Hanger? I Hardly Knew Her!
Face it, kids. Filet mignon is overrated. Yes, it’s tender. Yes, it costs more than most other steaks. But really, if you ask me for the cut that I turn to time and time again for an in-home, steakhouse experience, it’s all about the hanger steak. Centered between the other popular cuts of brisket and flank. It’s sometimes referred to as skirt, even though it’s actually a completely separate cut of meat (though close by). If you see “onglet” on a French bistro menu, they are referring to hanger steak. The steak itself is comprised of two long strips of meat, with an inedible white membrane running down the middle. I’m usually too lazy to cut this out when I cook the steak at home, but if you want to be a fancy pants, trim this out before you cut portions of steak.
Prized for it’s beefy flavor and chewy goodness (read: chewy but not at all tough), it’s referred to as “the butcher’s cut” because it was the steak that the butcher kept for his fam. I’m not so sure that this is the case these days, but because of its caché, it’s been marked up in price from time to time. Funny how the cheaper cuts (short ribs, skirt steak) have suddenly gone up in price once people collectively “discover” how good they are.
Like a good daughter of Brazil, I like my meat simply seasoned with kosher salt and freshly cracked pepper. Because you aren’t putting a bunch of schlop on your steak, please do it the service of using kosher salt (no iodized please) and fresh pepper. That’s all you need. Nothing getting in between you and your steak. Even though the steak doesn’t need marinating (it’s incredibly flavorful on its own), Anne Burrell has a slick recipe that uses dijon and rosemary as an overnight spa treatment. Check it out if you enjoy this steak recipe and want to have an alternative to add to your bag of tricks.
I served this last one that I photographed for the blog with Purple Potatoes Vinaigrette, but you could serve just about any side with thin slices of hanger steak – mixed greens, a pomme purée (smashed spuds), or a tangle of pomme frites (freedom fries – how stupid was that expression “freedom” fries, especially in that fries were created in Belgium.

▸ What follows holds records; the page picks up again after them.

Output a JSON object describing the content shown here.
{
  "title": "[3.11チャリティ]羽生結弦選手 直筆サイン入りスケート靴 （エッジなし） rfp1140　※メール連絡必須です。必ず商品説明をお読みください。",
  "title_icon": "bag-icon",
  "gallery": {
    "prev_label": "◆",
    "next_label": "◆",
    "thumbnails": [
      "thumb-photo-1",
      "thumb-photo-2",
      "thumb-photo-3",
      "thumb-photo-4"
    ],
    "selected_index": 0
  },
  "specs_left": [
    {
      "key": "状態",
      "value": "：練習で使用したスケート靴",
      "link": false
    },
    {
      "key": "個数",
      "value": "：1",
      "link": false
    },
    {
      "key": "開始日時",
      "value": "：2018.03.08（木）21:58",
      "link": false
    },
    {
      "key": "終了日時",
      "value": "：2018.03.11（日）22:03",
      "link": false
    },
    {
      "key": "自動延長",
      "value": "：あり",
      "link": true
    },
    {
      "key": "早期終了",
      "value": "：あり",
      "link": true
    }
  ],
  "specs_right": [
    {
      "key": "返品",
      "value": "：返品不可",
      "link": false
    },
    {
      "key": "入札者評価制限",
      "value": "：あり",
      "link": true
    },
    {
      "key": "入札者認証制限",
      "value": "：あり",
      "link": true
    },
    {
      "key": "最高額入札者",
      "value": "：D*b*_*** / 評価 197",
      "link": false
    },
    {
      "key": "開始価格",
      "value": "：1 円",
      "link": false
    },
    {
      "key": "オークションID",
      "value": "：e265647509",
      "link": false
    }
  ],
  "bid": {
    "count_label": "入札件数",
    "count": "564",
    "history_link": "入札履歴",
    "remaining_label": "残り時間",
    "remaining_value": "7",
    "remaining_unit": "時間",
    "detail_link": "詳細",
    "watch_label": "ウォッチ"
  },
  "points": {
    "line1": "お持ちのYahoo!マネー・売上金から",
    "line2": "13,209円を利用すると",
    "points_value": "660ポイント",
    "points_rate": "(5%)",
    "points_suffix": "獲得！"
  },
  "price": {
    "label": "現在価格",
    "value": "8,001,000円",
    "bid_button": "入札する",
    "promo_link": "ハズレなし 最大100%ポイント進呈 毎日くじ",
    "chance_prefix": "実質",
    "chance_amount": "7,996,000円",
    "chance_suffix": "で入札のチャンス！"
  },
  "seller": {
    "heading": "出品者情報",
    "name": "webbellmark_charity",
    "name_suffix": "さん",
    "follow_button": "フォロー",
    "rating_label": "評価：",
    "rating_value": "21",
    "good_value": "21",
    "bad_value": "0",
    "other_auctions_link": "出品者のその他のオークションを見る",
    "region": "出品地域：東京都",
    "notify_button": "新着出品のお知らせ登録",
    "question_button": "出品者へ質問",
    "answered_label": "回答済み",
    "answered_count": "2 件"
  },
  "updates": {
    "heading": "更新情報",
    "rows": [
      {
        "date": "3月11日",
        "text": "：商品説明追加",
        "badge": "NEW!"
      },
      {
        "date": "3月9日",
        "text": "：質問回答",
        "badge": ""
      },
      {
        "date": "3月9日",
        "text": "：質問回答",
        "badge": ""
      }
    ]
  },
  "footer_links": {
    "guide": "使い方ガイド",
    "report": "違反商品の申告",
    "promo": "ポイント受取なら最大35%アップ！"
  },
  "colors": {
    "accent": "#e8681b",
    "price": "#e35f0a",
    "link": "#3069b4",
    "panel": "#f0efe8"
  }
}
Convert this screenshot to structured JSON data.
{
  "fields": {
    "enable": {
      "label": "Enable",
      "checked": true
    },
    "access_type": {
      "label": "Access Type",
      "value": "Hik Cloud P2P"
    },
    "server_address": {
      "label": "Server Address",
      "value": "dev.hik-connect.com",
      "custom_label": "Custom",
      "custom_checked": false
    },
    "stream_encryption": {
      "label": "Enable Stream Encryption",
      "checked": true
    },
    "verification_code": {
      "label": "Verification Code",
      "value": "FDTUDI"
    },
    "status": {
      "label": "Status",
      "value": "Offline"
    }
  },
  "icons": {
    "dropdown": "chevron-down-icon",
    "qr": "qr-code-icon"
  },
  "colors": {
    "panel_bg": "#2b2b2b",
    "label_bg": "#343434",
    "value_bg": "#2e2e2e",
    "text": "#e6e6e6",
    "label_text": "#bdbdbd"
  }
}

So it goes). Also, because I live in an apartment, I cook this steak in a large skillet with a modicum of olive oil. That being said, if you have a grill, definitely make use of it.
Simple Hanger Steak
3 lbs. of hanger steak, membranes removed (or not)
1 tbs. of kosher salt
2 tsp. of freshly cracked pepper
2 tbs. of olive oil
Bring your steaks up to room temperature before cooking. Rub with the olive oil and liberally sprinkle salt and pepper over the steaks. Let sit while your pan heats up. Heat a dry skillet on high until it’s just about smoking. Put steaks in the pan and leave them still – if you move them around or fuss with them, you won’t get a lovely char on the outside, and that’d be a shame. I like my steaks medium rare (actually, almost rare), so I cook a meaty 1.5 lb. piece of hanger steak for about 7 minutes on each side. That being said, this is a great opportunity for you to use the doneness test when cooking up your steak.
When you’ve cooked your steak to your liking, let it sit for at least 5 minutes so that the juices can redistribute in the meat. Slice against the grain and serve to carnivorous fiends.